A proposta de redução da jornada de trabalho no Brasil ganhou força nesta segunda-feira (25), após anúncio feito pelo presidente da Câmara dos Deputados, Hugo Motta (Republicanos-PB), em Brasília. A medida prevê a redução gradual da carga semanal de 44 para 40 horas, além do fim da escala 6×1 e da manutenção dos salários. O posicionamento acendeu um alerta no setor produtivo, especialmente no varejo.
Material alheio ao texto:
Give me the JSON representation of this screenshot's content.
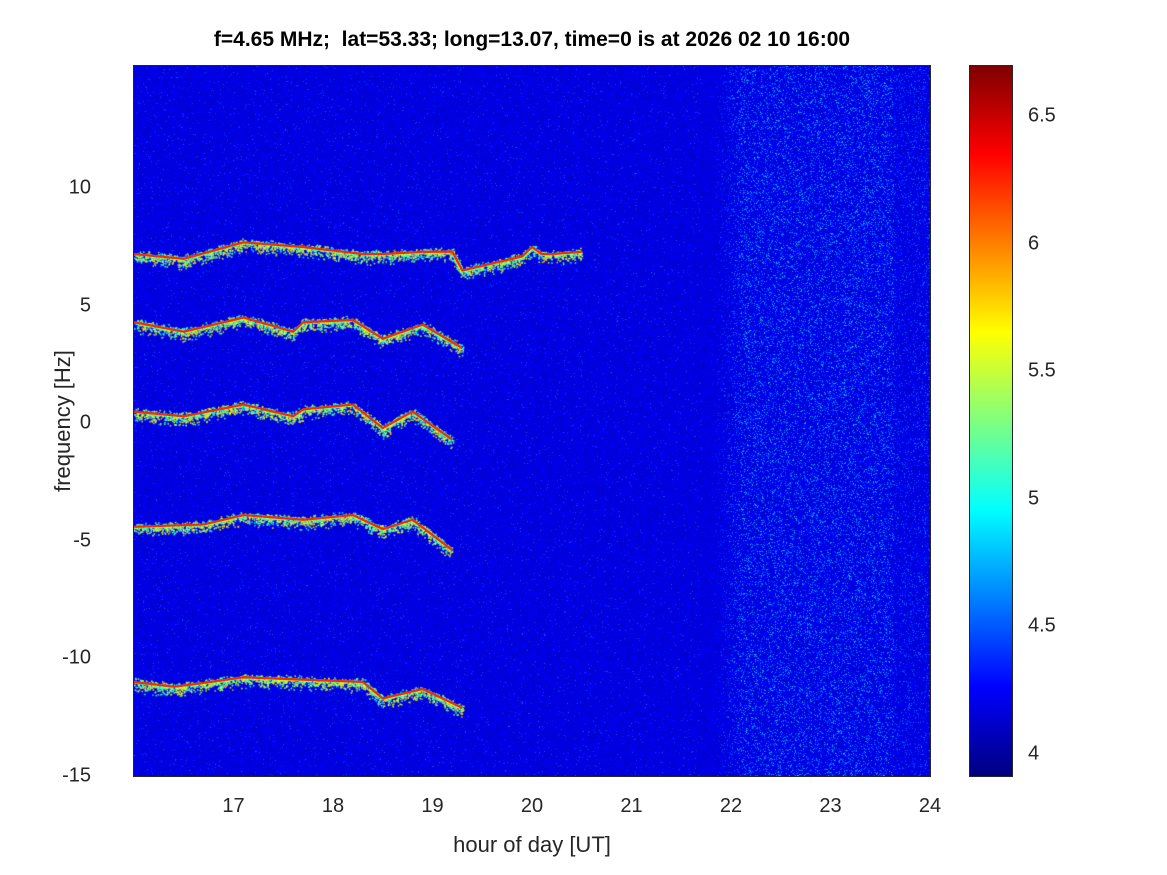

Segundo informações divulgadas pelo Portal da Câmara dos Deputados, a proposta prevê uma transição de um ano. O texto estabelece redução imediata de duas horas na jornada após 60 dias da promulgação da PEC e outras duas horas após 12 meses. Hugo Motta afirmou que a redução da jornada, o fim da escala 6×1 e a proibição de redução salarial são “inegociáveis” dentro da proposta.
A movimentação em Brasília acelerou o debate. Ainda nesta segunda-feira, foi convocada sessão da Comissão Especial da PEC 221/2019 para análise do texto. Caso não haja pedido de vista, a proposta poderá ser votada rapidamente na comissão e seguir ao plenário da Câmara já nesta semana.
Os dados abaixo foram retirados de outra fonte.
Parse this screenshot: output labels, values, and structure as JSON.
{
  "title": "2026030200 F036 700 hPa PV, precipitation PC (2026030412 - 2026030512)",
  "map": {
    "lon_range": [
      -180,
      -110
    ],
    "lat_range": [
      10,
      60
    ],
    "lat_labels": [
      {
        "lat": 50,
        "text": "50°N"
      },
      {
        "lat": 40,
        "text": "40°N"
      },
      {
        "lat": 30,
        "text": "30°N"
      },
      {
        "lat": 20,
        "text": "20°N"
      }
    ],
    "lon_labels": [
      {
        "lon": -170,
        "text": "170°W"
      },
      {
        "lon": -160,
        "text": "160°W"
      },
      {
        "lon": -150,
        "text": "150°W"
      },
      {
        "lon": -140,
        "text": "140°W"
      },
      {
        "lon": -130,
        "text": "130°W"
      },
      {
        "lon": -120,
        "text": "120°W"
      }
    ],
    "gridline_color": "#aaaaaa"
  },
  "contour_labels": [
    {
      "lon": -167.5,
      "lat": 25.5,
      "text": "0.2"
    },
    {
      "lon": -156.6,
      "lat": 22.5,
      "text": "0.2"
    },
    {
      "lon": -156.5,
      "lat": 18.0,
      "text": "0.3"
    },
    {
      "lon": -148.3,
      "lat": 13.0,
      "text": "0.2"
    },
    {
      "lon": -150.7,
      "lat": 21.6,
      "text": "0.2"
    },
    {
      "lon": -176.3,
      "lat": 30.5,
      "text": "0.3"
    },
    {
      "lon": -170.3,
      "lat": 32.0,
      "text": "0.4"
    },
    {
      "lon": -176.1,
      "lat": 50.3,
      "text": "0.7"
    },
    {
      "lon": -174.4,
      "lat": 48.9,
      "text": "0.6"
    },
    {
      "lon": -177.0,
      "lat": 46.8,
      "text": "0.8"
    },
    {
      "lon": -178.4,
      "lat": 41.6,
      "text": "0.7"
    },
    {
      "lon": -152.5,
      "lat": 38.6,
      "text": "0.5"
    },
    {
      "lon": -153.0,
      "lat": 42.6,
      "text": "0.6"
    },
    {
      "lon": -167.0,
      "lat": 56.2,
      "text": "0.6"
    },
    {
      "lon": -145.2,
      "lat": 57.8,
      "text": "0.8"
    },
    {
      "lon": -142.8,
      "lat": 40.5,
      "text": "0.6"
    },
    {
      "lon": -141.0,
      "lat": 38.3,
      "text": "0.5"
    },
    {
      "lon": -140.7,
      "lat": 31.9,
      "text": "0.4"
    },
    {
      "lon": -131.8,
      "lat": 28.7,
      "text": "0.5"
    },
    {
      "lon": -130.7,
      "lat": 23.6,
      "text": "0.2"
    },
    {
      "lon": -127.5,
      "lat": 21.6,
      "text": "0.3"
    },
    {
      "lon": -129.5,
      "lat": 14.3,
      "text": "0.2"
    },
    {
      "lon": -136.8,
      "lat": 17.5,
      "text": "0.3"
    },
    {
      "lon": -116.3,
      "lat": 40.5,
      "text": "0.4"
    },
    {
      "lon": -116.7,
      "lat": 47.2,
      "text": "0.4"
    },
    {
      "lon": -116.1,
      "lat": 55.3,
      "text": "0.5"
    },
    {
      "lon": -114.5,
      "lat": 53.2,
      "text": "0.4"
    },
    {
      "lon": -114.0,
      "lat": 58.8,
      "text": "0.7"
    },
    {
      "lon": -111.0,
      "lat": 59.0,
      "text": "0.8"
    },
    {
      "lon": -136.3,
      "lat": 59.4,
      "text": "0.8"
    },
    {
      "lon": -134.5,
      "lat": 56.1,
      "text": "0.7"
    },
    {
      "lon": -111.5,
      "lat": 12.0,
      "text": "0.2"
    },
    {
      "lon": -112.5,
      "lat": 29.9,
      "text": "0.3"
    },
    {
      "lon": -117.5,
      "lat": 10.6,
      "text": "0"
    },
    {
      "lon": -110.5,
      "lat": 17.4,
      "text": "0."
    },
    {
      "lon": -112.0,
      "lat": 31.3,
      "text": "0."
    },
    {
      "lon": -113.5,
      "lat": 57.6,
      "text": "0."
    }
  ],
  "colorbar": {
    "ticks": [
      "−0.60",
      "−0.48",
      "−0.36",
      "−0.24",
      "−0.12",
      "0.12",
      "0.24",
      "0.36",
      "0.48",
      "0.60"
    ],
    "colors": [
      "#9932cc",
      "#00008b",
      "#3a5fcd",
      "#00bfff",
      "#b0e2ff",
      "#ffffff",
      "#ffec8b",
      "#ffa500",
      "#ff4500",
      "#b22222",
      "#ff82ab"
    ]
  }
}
A Federação das Câmaras de Dirigentes Lojistas de Mato Grosso do Sul (FCDL-MS) reagiu com preocupação ao avanço da proposta. Para a presidente da entidade, Inês Santiago, a medida pode provocar efeitos econômicos severos, principalmente para pequenas e microempresas. “A proposta anunciada hoje em Brasília acende um alerta extremamente importante para o varejo brasileiro”, afirmou.
Segundo ela, a redução compulsória da jornada tende a aumentar os custos operacionais das empresas em um momento de forte pressão econômica. “Isso significa um aumento estrutural de custos, um impacto direto, em especial sobre as pequenas e microempresas, além de um risco concreto de redução de vagas, de informalidade e da aceleração da automação.”
A presidente destaca que muitas empresas já vêm substituindo funções por tecnologia para reduzir despesas trabalhistas e manter competitividade. Na avaliação da entidade, uma mudança brusca pode intensificar esse movimento e atingir justamente os trabalhadores que a proposta busca beneficiar.
Outro ponto levantado pela FCDL-MS é a ausência de um debate aprofundado sobre produtividade no país. “O Brasil precisa discutir produtividade antes de discutir redução compulsória de jornada”, pontuou Inês Santiago.
Apesar do discurso do governo e da Câmara de que a medida busca melhorar a qualidade de vida do trabalhador, a entidade afirma que o debate precisa considerar os reflexos econômicos no comércio, na geração de empregos e na sobrevivência das pequenas empresas.
“Nós esperamos que esse debate no Congresso Nacional seja feito com responsabilidade econômica e social, diálogo e análise profunda dos impactos econômicos, para que o país não transforme uma boa intenção em insegurança econômica e desemprego”, declarou a presidente da FCDL-MS.
Durante a coletiva, Hugo Motta afirmou que o texto também prevê ajustes voltados aos microempreendedores individuais (MEIs), permitindo que possam contratar mais funcionários após a redução da jornada. Segundo o presidente da Câmara, um projeto de lei complementar deverá regulamentar regras específicas para cada setor após a promulgação da PEC.
Ainda de acordo com o Portal da Câmara dos Deputados, Motta afirmou que o texto foi construído após diálogo com representantes dos trabalhadores e do setor produtivo, incluindo audiências públicas em diferentes regiões do país.
Mesmo assim, entidades ligadas ao comércio seguem em alerta. Para a FCDL-MS, o temor é que a velocidade da tramitação e os impactos diretos sobre a folha de pagamento acabem pressionando empresas que já enfrentam alta carga tributária, juros elevados e desaceleração do consumo.